そうだ 好きなのだ、
自分が男の時からこの男だけは大嫌いで、裏を返せばそれは大好きというその想いだったのに、気づくのが遅すぎた。
俺が今更好きだと言ったところでもう遅いだろう、俺は今まで散々静ちゃんに酷いことをしてきて、そもそも静ちゃんがすきなのは俺じゃない、きっと折原臨也の精神が宿っただけの美しい女の姿に決まっている、静ちゃんホモとかじゃないし。
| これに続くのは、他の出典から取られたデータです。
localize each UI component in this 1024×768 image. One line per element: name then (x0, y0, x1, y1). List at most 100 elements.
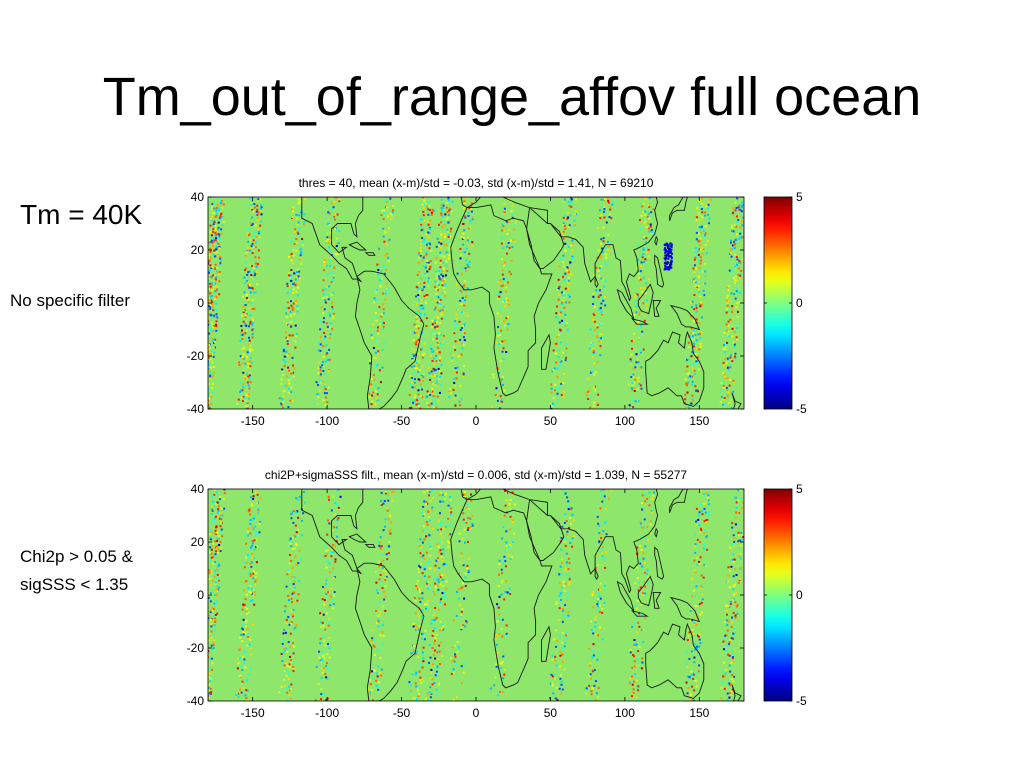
anomaly-cell (491, 405, 494, 408)
anomaly-cell (595, 335, 598, 338)
anomaly-cell (694, 545, 696, 548)
anomaly-cell (212, 346, 215, 349)
anomaly-cell (559, 565, 562, 568)
anomaly-cell (278, 397, 281, 400)
anomaly-cell (645, 240, 647, 243)
anomaly-cell (590, 693, 593, 696)
anomaly-cell (428, 264, 431, 267)
anomaly-cell (508, 246, 511, 249)
anomaly-cell (435, 245, 438, 248)
anomaly-cell (669, 251, 672, 254)
anomaly-cell (376, 397, 379, 400)
anomaly-cell (237, 398, 240, 401)
anomaly-cell (215, 329, 218, 332)
anomaly-cell (413, 354, 416, 357)
anomaly-cell (635, 361, 638, 364)
anomaly-cell (292, 665, 295, 668)
anomaly-cell (416, 580, 419, 583)
anomaly-cell (686, 391, 689, 394)
anomaly-cell (286, 691, 289, 694)
anomaly-cell (631, 695, 633, 698)
anomaly-cell (209, 677, 212, 680)
anomaly-cell (725, 311, 728, 314)
anomaly-cell (595, 324, 598, 327)
anomaly-cell (704, 511, 707, 514)
anomaly-cell (510, 210, 513, 213)
anomaly-cell (595, 289, 598, 292)
anomaly-cell (568, 578, 571, 581)
anomaly-cell (370, 377, 373, 380)
anomaly-cell (443, 595, 446, 598)
coastline-new-zealand (731, 684, 742, 701)
anomaly-cell (593, 306, 596, 309)
anomaly-cell (252, 495, 255, 498)
anomaly-cell (436, 665, 439, 668)
anomaly-cell (251, 200, 254, 203)
anomaly-cell (418, 253, 421, 256)
anomaly-cell (470, 220, 473, 223)
anomaly-cell (640, 667, 643, 670)
anomaly-cell (470, 207, 472, 210)
anomaly-cell (322, 321, 325, 323)
anomaly-cell (286, 375, 289, 378)
anomaly-cell (438, 608, 441, 611)
anomaly-cell (492, 376, 495, 379)
anomaly-cell (739, 274, 742, 277)
anomaly-cell (690, 402, 693, 405)
anomaly-cell (219, 262, 222, 265)
anomaly-cell (331, 305, 334, 308)
anomaly-cell (446, 201, 449, 204)
anomaly-cell (732, 656, 734, 658)
anomaly-cell (461, 291, 464, 294)
anomaly-cell (380, 315, 383, 318)
anomaly-cell (208, 241, 211, 244)
anomaly-cell (565, 343, 568, 345)
colorbar: 50-5 (763, 482, 807, 708)
anomaly-cell (640, 522, 642, 525)
anomaly-cell (448, 248, 451, 251)
y-tick-label: 40 (191, 190, 205, 204)
anomaly-cell (448, 541, 451, 544)
anomaly-cell (736, 221, 738, 224)
anomaly-cell (603, 521, 606, 524)
anomaly-cell (291, 566, 294, 569)
anomaly-cell (283, 390, 286, 393)
anomaly-cell (561, 620, 564, 623)
anomaly-cell (551, 684, 554, 687)
anomaly-cell (566, 564, 569, 567)
anomaly-cell (294, 524, 297, 527)
anomaly-cell (664, 264, 667, 267)
anomaly-cell (333, 526, 336, 529)
anomaly-cell (492, 373, 495, 376)
anomaly-cell (208, 339, 209, 342)
anomaly-cell (439, 298, 442, 301)
anomaly-cell (701, 211, 704, 214)
anomaly-cell (701, 270, 704, 273)
anomaly-cell (591, 318, 594, 321)
anomaly-cell (214, 255, 217, 258)
anomaly-cell (422, 654, 425, 657)
anomaly-cell (372, 374, 375, 377)
anomaly-cell (290, 279, 293, 282)
anomaly-cell (732, 560, 735, 563)
anomaly-cell (434, 582, 437, 585)
anomaly-cell (414, 597, 416, 599)
anomaly-cell (637, 580, 640, 583)
anomaly-cell (635, 311, 638, 314)
anomaly-cell (431, 319, 434, 322)
anomaly-cell (463, 304, 466, 307)
anomaly-cell (462, 250, 465, 253)
anomaly-cell (249, 380, 252, 383)
anomaly-cell (383, 341, 386, 344)
anomaly-cell (637, 361, 640, 364)
anomaly-cell (214, 338, 217, 341)
anomaly-cell (293, 645, 295, 648)
anomaly-cell (601, 537, 604, 540)
anomaly-cell (434, 577, 437, 580)
anomaly-cell (585, 692, 588, 695)
anomaly-cell (499, 314, 502, 317)
anomaly-cell (448, 534, 451, 536)
anomaly-cell (438, 378, 441, 380)
anomaly-cell (423, 295, 426, 298)
anomaly-cell (385, 283, 388, 286)
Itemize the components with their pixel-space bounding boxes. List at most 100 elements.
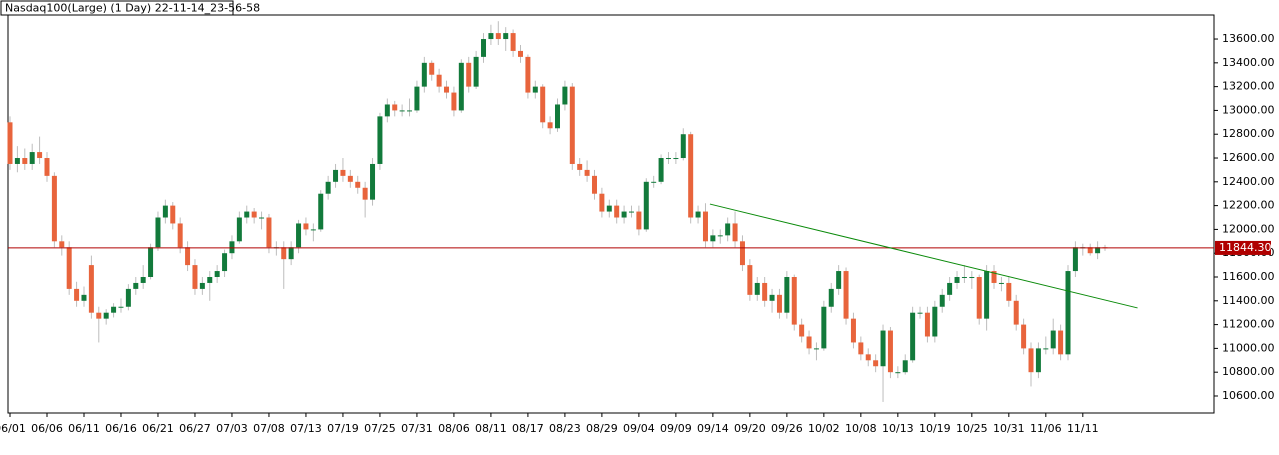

そう思うと途端に悲しくなって、またじわり、ああもうやだ。
「、ん、」
顔を両手で包まれて、上を向かせられてキスをされる。ドキドキする、顔が赤くなる、胸が痛くなる。ものすごく嬉しくなって、それと同じくらい空しかった。
唇同士が触れ合うだけの幼いキスを数秒間続けて、やっと離れたところでどういう顔をしていいのか分からずに俯いてみると抱きしめられた。大嫌いなヤニ臭さと大好きな静ちゃんの香りが混ざった広い胸にすっぽりと収まってしまうくらいのこの小さな肉体が恨めしい。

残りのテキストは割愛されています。